Deputy Prime Minister and Minister of the Interior Hamasek compared the situation in the Czech Republic vis-à-vis Russia with that of Great Britain after the Salisbury attacks. So he decided to “expel all the employees of the Russian embassy in Prague who have been clearly identified by our intelligence services as employees of the SVR and GRU”.

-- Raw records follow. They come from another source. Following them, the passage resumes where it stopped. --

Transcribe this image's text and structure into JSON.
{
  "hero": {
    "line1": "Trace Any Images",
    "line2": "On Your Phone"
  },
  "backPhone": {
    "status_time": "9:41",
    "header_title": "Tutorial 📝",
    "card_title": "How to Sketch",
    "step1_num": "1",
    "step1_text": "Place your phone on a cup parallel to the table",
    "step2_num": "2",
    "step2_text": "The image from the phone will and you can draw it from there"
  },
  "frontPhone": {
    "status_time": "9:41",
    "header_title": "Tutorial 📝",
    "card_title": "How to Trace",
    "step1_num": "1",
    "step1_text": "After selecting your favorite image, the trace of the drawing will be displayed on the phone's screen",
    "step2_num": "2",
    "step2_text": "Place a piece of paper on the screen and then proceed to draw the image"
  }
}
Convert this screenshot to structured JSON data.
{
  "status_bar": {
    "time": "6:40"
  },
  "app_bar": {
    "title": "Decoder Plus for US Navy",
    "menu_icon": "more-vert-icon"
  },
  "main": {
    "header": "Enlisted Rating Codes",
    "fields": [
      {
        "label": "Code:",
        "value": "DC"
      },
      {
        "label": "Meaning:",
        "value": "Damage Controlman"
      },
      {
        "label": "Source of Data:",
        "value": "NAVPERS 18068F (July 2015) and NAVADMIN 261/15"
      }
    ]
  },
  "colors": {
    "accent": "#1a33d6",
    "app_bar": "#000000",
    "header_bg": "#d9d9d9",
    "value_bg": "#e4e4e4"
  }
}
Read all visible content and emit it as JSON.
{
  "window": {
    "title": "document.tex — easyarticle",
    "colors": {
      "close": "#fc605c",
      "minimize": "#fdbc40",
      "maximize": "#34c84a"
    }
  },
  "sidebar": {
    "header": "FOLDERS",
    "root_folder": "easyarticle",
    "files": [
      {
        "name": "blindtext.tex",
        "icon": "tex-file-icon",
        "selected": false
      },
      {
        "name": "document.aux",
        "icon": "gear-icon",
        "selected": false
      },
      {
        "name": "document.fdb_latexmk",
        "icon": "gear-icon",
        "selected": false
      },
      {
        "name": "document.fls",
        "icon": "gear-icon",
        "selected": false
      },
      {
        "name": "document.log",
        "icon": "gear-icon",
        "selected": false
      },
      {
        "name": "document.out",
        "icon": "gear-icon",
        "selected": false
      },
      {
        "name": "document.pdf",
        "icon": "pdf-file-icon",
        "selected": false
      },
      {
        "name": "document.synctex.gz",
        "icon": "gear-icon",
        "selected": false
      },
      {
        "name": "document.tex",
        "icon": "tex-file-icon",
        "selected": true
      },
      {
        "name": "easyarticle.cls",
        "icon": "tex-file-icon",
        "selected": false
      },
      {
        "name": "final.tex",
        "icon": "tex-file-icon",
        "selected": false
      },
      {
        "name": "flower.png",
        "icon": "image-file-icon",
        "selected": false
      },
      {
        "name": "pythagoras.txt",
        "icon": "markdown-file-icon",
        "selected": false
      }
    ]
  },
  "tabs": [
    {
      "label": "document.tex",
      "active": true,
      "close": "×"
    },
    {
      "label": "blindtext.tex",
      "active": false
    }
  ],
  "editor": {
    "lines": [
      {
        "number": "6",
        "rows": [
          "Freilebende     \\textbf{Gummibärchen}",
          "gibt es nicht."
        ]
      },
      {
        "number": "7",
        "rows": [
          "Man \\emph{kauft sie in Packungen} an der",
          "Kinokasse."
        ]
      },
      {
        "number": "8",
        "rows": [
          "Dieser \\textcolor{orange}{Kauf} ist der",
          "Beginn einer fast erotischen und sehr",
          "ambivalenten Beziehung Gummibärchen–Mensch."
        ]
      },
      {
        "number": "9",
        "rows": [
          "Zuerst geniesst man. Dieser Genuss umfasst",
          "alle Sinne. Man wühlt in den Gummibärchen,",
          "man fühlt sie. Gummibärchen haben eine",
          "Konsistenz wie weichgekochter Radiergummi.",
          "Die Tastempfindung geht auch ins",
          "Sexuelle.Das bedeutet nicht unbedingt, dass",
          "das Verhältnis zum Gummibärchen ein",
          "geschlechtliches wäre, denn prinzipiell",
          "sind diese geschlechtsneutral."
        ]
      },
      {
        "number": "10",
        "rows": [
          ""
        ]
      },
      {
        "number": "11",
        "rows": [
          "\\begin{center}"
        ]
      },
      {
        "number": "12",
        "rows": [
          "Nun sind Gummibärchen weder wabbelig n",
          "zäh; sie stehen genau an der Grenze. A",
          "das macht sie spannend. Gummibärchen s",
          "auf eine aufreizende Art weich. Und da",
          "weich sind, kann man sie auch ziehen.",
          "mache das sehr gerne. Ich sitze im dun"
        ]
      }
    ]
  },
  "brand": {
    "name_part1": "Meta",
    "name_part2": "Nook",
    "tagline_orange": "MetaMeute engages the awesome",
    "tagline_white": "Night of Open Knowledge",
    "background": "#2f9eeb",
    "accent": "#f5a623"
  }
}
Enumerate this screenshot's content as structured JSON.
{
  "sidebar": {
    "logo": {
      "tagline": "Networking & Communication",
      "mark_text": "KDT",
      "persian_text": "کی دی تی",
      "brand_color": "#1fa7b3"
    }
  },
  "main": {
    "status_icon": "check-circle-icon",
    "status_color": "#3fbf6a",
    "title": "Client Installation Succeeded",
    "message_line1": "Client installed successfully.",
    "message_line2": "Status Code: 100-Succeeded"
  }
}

Meanwhile, Czech police released wanted calls to the alleged killers and two wanted photos. On it: The Salisbury killers. Both were present on the territory of the Czech Republic at least between October 11, 2014 and October 16, 2014, first in Prague, then in the Moravian-Silesian region and in the Zlin region, where the ammunition depot is located.

People used at least two identities, at first a Russian passport named Alexander Petrov, born on July 13, 1979, and Ruslan Bouchirov, born on April 12, 1978, followed by a Moldovan passport named Nikolai Buba, born on April 18, 1979, July 1979, and a Tajik passport Basem Ruslan Tabarov, born on October 23, 1975, “as stated in the search notice.

Czech police are searching for the alleged attackers with these photos:


Ruslan Bouchirov

Ruslan BouchirovPhoto: the police


Alexander Petrov

Alexander Petrov Photo: the police

Contacts are now being made with other explosions at landfills, for example attacks on warehouses in Bulgaria during the same period.